E' l'unica concessione alla cultura della donna così com'è stata codificata da chi la vuole casalinga e mamma: ma giocare a rugby è una forma di protesta o di emancipazione? "So soltanto che giocare vuol dire avere coraggio, mettersi alla prova, accettare le sfide. E poi ci piace il contatto fisico", dice Daniela. Il piacere dell'uno contro uno contrapposto all'uno contro uno con il figlio o il marito: forse allenarsi a questo per quello o viceversa. I numeri del movimento rugbistico femminile però sono indicativi: le tesserate 4 anni fa erano 1000, oggi sono 4000, delle quali l'80% ragazze sotto i 16 anni, probabilmente arrivate al rugby dopo avere visto i fratelli Bergamasco nel Sei Nazioni.
Lo dicono tutte: il confronto con i maschi è sempre presente. Forse i numeri sono troppo piccoli per rivelare una tendenza sociologica ma è significativo un altro dato: sotto Roma non ci sono squadre ma sperdute unità, eroine sole in campi spelacchiati della Sicilia. "Una vergogna" mugugna Giuliana Campanella, che è messinese, protagonista di una stagione in cui a Messina una squadra, e forte, c'era. Giuliana vive nel paradiso del rugby: e avere un marito neozelandese aiuta nel babysitteraggio. La Zangirolami insegna e studia, la Gini è contabile, la Facchini è veterinario, le sorelle Schiavon, Veronica e Valentina, una laureata in lingue orientali, l'altra è imprenditrice. E' un mondo colto, un'umanità diversa da quella delle veline o delle aspiranti al Grande Fratello. "Ragazze che vogliono apparire per gli altri. Che non rischiano le mani. Che non si sdraiano sulla compagna a terra per proteggerla" dice Daniela. Un mondo colto com'è nella tradizione del rugby, sport delle élite.
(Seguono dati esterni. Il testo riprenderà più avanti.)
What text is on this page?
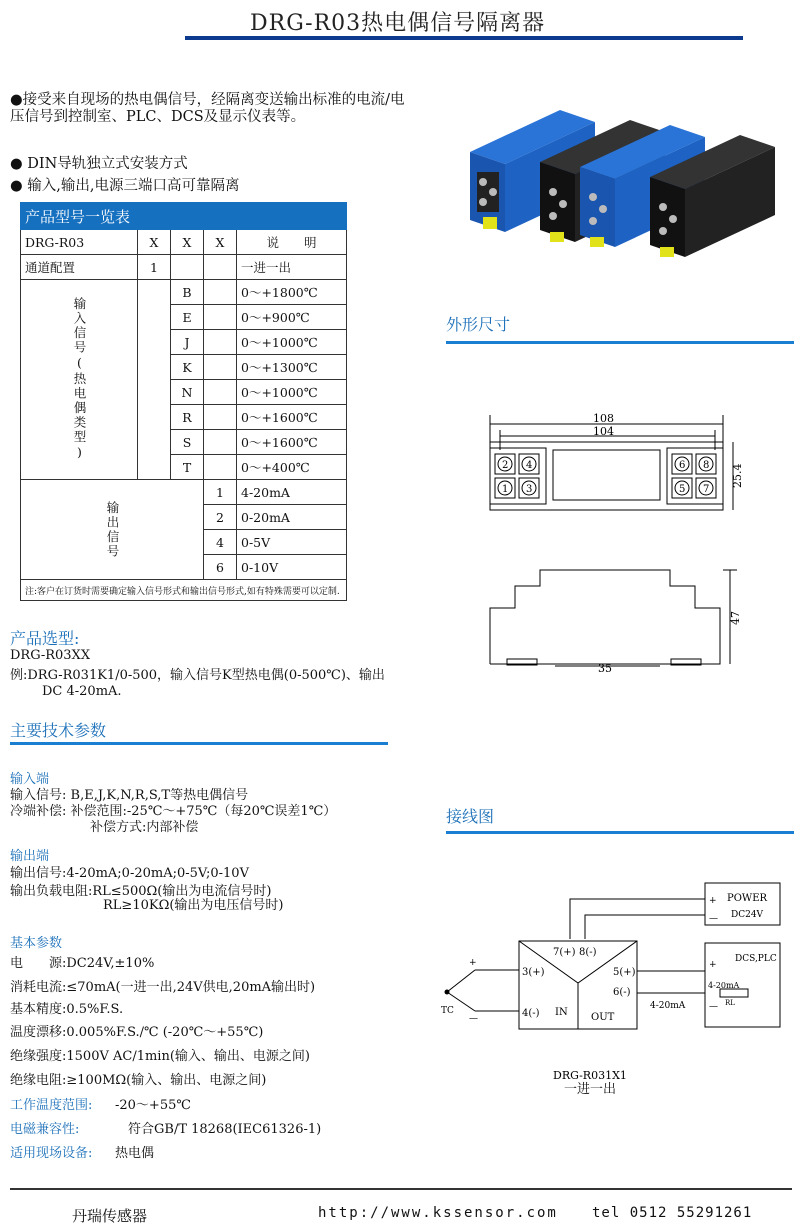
DRG-R03热电偶信号隔离器
●接受来自现场的热电偶信号，经隔离变送输出标准的电流/电压信号到控制室、PLC、DCS及显示仪表等。
● DIN导轨独立式安装方式
● 输入,输出,电源三端口高可靠隔离
产品型号一览表				
DRG-R03	X	X	X	说　　明
通道配置	1			一进一出

输入信号(热电偶类型)		B		0～+1800℃
		E		0～+900℃
		J		0～+1000℃
		K		0～+1300℃
		N		0～+1000℃
		R		0～+1600℃
		S		0～+1600℃
		T		0～+400℃

输出信号			1	4-20mA
			2	0-20mA
			4	0-5V
			6	0-10V
注:客户在订货时需要确定输入信号形式和输出信号形式,如有特殊需要可以定制.				
产品选型:
DRG-R03XX
例:DRG-R031K1/0-500，输入信号K型热电偶(0-500℃)、输出
DC 4-20mA.
主要技术参数
输入端
输入信号: B,E,J,K,N,R,S,T等热电偶信号
冷端补偿: 补偿范围:-25℃～+75℃（每20℃误差1℃）
补偿方式:内部补偿
输出端
输出信号:4-20mA;0-20mA;0-5V;0-10V
输出负载电阻:RL≤500Ω(输出为电流信号时)
RL≥10KΩ(输出为电压信号时)
基本参数
电　　源:DC24V,±10%
消耗电流:≤70mA(一进一出,24V供电,20mA输出时)
基本精度:0.5%F.S.
温度漂移:0.005%F.S./℃ (-20℃～+55℃)
绝缘强度:1500V AC/1min(输入、输出、电源之间)
绝缘电阻:≥100MΩ(输入、输出、电源之间)
工作温度范围: -20～+55℃
电磁兼容性:	符合GB/T 18268(IEC61326-1)
适用现场设备: 热电偶
外形尺寸
108
104
2 4
1 3
6 8
5 7
25.4
47
35
接线图
POWER
DC24V
+
—
7(+) 8(-)
3(+)
4(-) IN OUT
5(+)
6(-)
+
—
TC
DCS,PLC
+
—
4-20mA
RL
4-20mA
DRG-R031X1
一进一出
丹瑞传感器	http://www.kssensor.com tel 0512 55291261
Quella volta Twickenham è stato il giorno di gloria della breve storia del rugby femminile: Lo Cicero e qualche altro, che avevano finito da poco la loro partita, si sono fermati a salutare, fare coraggio e a vedere qualche minuto della partita. Un riconoscimento che arriva dai maschi ma è già un inizio. L'impegno della Federugby viene definito da tutte "umano più che economico": le ragazze arrivano al loro Sei Nazioni con solo una settimana di ritiro e nessuna amichevole di preparazione. Ma anche i maschi erano in queste condizioni cinquant'anni fa, senza risultati, senza soldi, senza tv.
"Siamo le più povere delle povere" dicono. In compenso la loro nazionale è la più italiana delle italiane, qui non ci sono equiparate o oriunde o mogli acquisite. Un problema c'è: le azzurre, a partire dalla Zangirolami, sono tutte troppo piccole. Ma le alte, in Italia, ormai vanno tutte a giocare a pallavolo. Basterebbe una vittoria per fare emergere le protagoniste di un mondo che è fatto di botte, di lividi che passano nella notte e il giorno dopo c'è il bambino da portare all'asilo o l'ufficio da raggiungere. Per ascoltare poi la solita frase: donne e rugby, ma che mi stai a prendere in giro?